A COP21 acontecerá desde os dias 30 de novembro até o dia 11 de dezembro no parque de exposições de Le Bourget (Paris) e espera-se receber a mais de 40 mil pessoas ( entre chefes de estado, representantes de governos, sociedade civil, ONG’s, imprensa e empresas) que poderão acessar a várias reuniões e plenárias onde se discutirão diversos temas como: Bosques, adaptação, saúde, financiamento climático, entre outros, além de reuniões dos diferentes blocos de negociação como a União Europeia, o Grupo Africano e a Aliança Independente da América Latina e Caribe (AILAC).

Buscando um acordo ambicioso!

O presidente da França, quem realizou a abertura da conferência, indicou três condições para que a COP21 seja um êxito: crer que existe um caminho para não ultrapassar a temperatura do planeta em 2ºC, brindar uma resposta solidária entendendo que nenhum pais deve atuar só nisso, pois o compromisso é em conjunto, e por último, compreender que esta transformação é uma obrigação moral e uma oportunidade global. “ estamos aqui para cuidar o planeta inteiro, as vítimas deste fenômeno são milhões … e nenhum país ou região está isento dos desastres das mudanças climáticas, pelo qual necessitamos falar da justiça climáticas” afirmou Hollande em seu discurso.

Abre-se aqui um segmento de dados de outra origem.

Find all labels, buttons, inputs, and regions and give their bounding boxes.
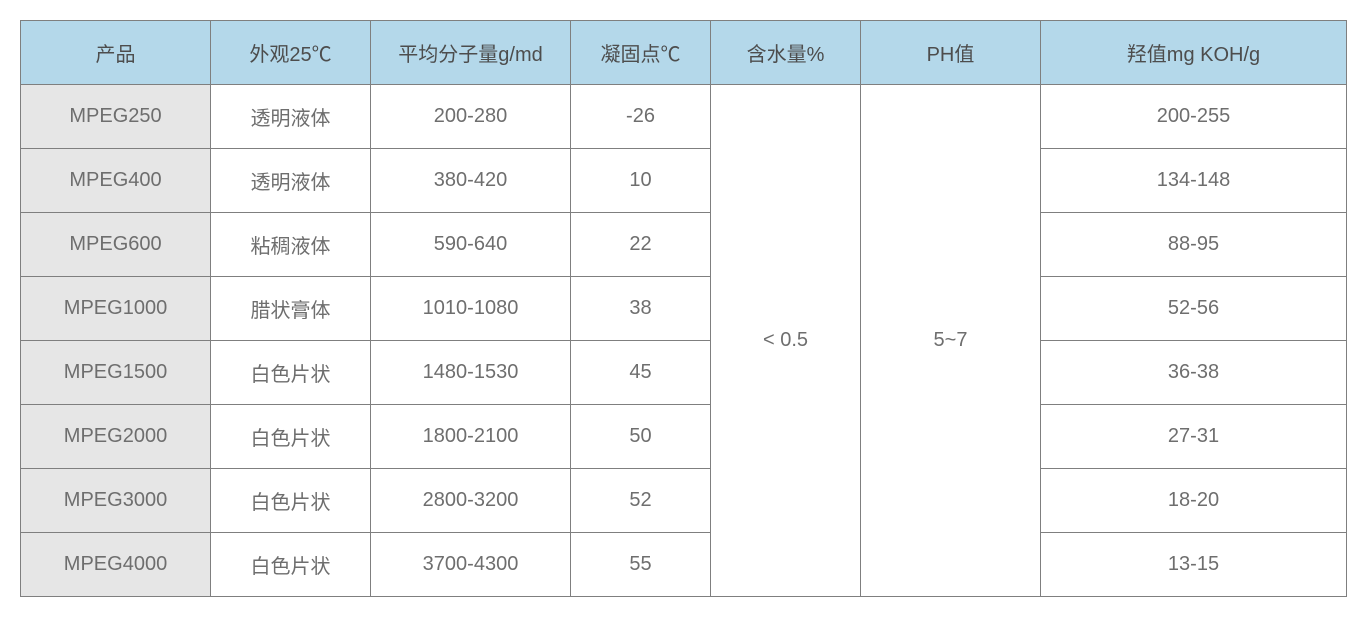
table-row: MPEG400透明液体380-42010 134-148 bbox=[21, 149, 1347, 213]
cell-freeze: 38 bbox=[571, 277, 711, 341]
cell-ph: 5~7 bbox=[861, 85, 1041, 597]
cell-product: MPEG250 bbox=[21, 85, 211, 149]
cell-appearance: 白色片状 bbox=[211, 405, 371, 469]
cell-mw: 1800-2100 bbox=[371, 405, 571, 469]
cell-hydroxyl: 27-31 bbox=[1041, 405, 1347, 469]
cell-appearance: 透明液体 bbox=[211, 85, 371, 149]
col-header-mw: 平均分子量g/md bbox=[371, 21, 571, 85]
cell-mw: 2800-3200 bbox=[371, 469, 571, 533]
col-header-hydroxyl: 羟值mg KOH/g bbox=[1041, 21, 1347, 85]
cell-appearance: 透明液体 bbox=[211, 149, 371, 213]
cell-water-content: < 0.5 bbox=[711, 85, 861, 597]
cell-hydroxyl: 18-20 bbox=[1041, 469, 1347, 533]
cell-appearance: 白色片状 bbox=[211, 533, 371, 597]
cell-hydroxyl: 200-255 bbox=[1041, 85, 1347, 149]
cell-product: MPEG3000 bbox=[21, 469, 211, 533]
col-header-product: 产品 bbox=[21, 21, 211, 85]
mpeg-spec-table: 产品 外观25℃ 平均分子量g/md 凝固点℃ 含水量% PH值 羟值mg KO… bbox=[20, 20, 1347, 597]
table-body: MPEG250透明液体200-280-26< 0.55~7200-255MPEG… bbox=[21, 85, 1347, 597]
table-row: MPEG250透明液体200-280-26< 0.55~7200-255 bbox=[21, 85, 1347, 149]
cell-freeze: 45 bbox=[571, 341, 711, 405]
cell-mw: 590-640 bbox=[371, 213, 571, 277]
cell-freeze: 52 bbox=[571, 469, 711, 533]
cell-product: MPEG1000 bbox=[21, 277, 211, 341]
cell-product: MPEG400 bbox=[21, 149, 211, 213]
cell-appearance: 白色片状 bbox=[211, 341, 371, 405]
cell-appearance: 腊状膏体 bbox=[211, 277, 371, 341]
col-header-appearance: 外观25℃ bbox=[211, 21, 371, 85]
cell-freeze: 10 bbox=[571, 149, 711, 213]
col-header-ph: PH值 bbox=[861, 21, 1041, 85]
cell-freeze: -26 bbox=[571, 85, 711, 149]
cell-product: MPEG4000 bbox=[21, 533, 211, 597]
table-header: 产品 外观25℃ 平均分子量g/md 凝固点℃ 含水量% PH值 羟值mg KO… bbox=[21, 21, 1347, 85]
cell-mw: 3700-4300 bbox=[371, 533, 571, 597]
cell-product: MPEG1500 bbox=[21, 341, 211, 405]
cell-hydroxyl: 134-148 bbox=[1041, 149, 1347, 213]
cell-product: MPEG600 bbox=[21, 213, 211, 277]
cell-mw: 380-420 bbox=[371, 149, 571, 213]
table-row: MPEG3000白色片状2800-320052 18-20 bbox=[21, 469, 1347, 533]
cell-freeze: 50 bbox=[571, 405, 711, 469]
cell-appearance: 白色片状 bbox=[211, 469, 371, 533]
table-row: MPEG4000白色片状3700-430055 13-15 bbox=[21, 533, 1347, 597]
table-row: MPEG2000白色片状1800-210050 27-31 bbox=[21, 405, 1347, 469]
col-header-water: 含水量% bbox=[711, 21, 861, 85]
table-row: MPEG1000腊状膏体1010-108038 52-56 bbox=[21, 277, 1347, 341]
cell-freeze: 22 bbox=[571, 213, 711, 277]
col-header-freeze: 凝固点℃ bbox=[571, 21, 711, 85]
table-row: MPEG600粘稠液体590-64022 88-95 bbox=[21, 213, 1347, 277]
cell-freeze: 55 bbox=[571, 533, 711, 597]
cell-hydroxyl: 52-56 bbox=[1041, 277, 1347, 341]
cell-mw: 200-280 bbox=[371, 85, 571, 149]
cell-product: MPEG2000 bbox=[21, 405, 211, 469]
cell-appearance: 粘稠液体 bbox=[211, 213, 371, 277]
cell-mw: 1010-1080 bbox=[371, 277, 571, 341]
cell-hydroxyl: 13-15 bbox=[1041, 533, 1347, 597]
cell-mw: 1480-1530 bbox=[371, 341, 571, 405]
table-row: MPEG1500白色片状1480-153045 36-38 bbox=[21, 341, 1347, 405]
cell-hydroxyl: 36-38 bbox=[1041, 341, 1347, 405]
cell-hydroxyl: 88-95 bbox=[1041, 213, 1347, 277]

Já o Secretário Geral das Nações Unidas, iniciou seu discurso fazendo uma comparação com os recentes ataques terroristas, reconhecendo a presença dos líderes a pesar dos acontecimentos e prestando condolências aos parisienses. Ban Ki-Moon assegurou que “o acordo deve preservar o equilíbrio entre os países desenvolvidos e os países em vias de desenvolvimento” expressando também a necessidade de um acordo o mais rápido e dinâmico possível com olhos para um mundo com menos emissões.

Laurent Fabius, também fez um paralelo no qual as mudanças climáticas são um compromisso de todos e ressaltou a importância de um interesse comum para conseguir o acordo na COP21, também comentou que os delegados têm um grande desafio, pois a decisão está nas mãos de todos que participam da conferência, já que a solidariedade de partir de todos “ eu acredito que o êxito histórico está chegando”.

Outros reconhecidoo dirigentes expressara sua opinião e postura ao respeito, como o presidente da Russia, Vladimir Putin, que disse “ O acordo deve ser integral e eficaz, mas também igualitário”. Por outro lado, a chanceler alemã, Angela Merkel estabeleceu que é necessário um mecanismo claro para medir os objetivos regularmente e expressou “temos que promover um mundo abaixo de emissões toxicas tendo em conta outros enfoques como o transporte e a energia, uma meta só significa que temos que ter um papel de liderança, pois os danos passados são uma responsabilidade, e Alemanha participará em numerosos programas de pesquisa sobre energia renovável e ajudará países com menos recursos” comenta.

Xi Jiping, presidente da China, manifestou que “ o acordo de Paris deve centrar-se em reforçar de fato as ações além de 2020. Este acordo que será discutido nos ajudará a assegurar que mais recursos sejam colocados à disposição para lutar contra o aquecimento global”. Também aclarou, que na China pretendem achar o caminho para uma nova era de modernização que permita a harmonia entre o homem e a natureza. “ para o ano de 2030, gostaríamos de reduzir as emissões de gases de efeito estufa por unidade de PIB” afirmou Jinping.

Barack Obama, presidente dos Estados Unidos, fez uma fala mais voltada para os ataques terroristas. “ Vamos estar juntos na solidariedade para proteger a nossa. Queremos saudar as pessoas de paris para insistir no que se celebrará nesta conferência, queremos desafiar os terroristas e que melhor maneira que dizendo que queremos um mundo melhor para nossos filhos”.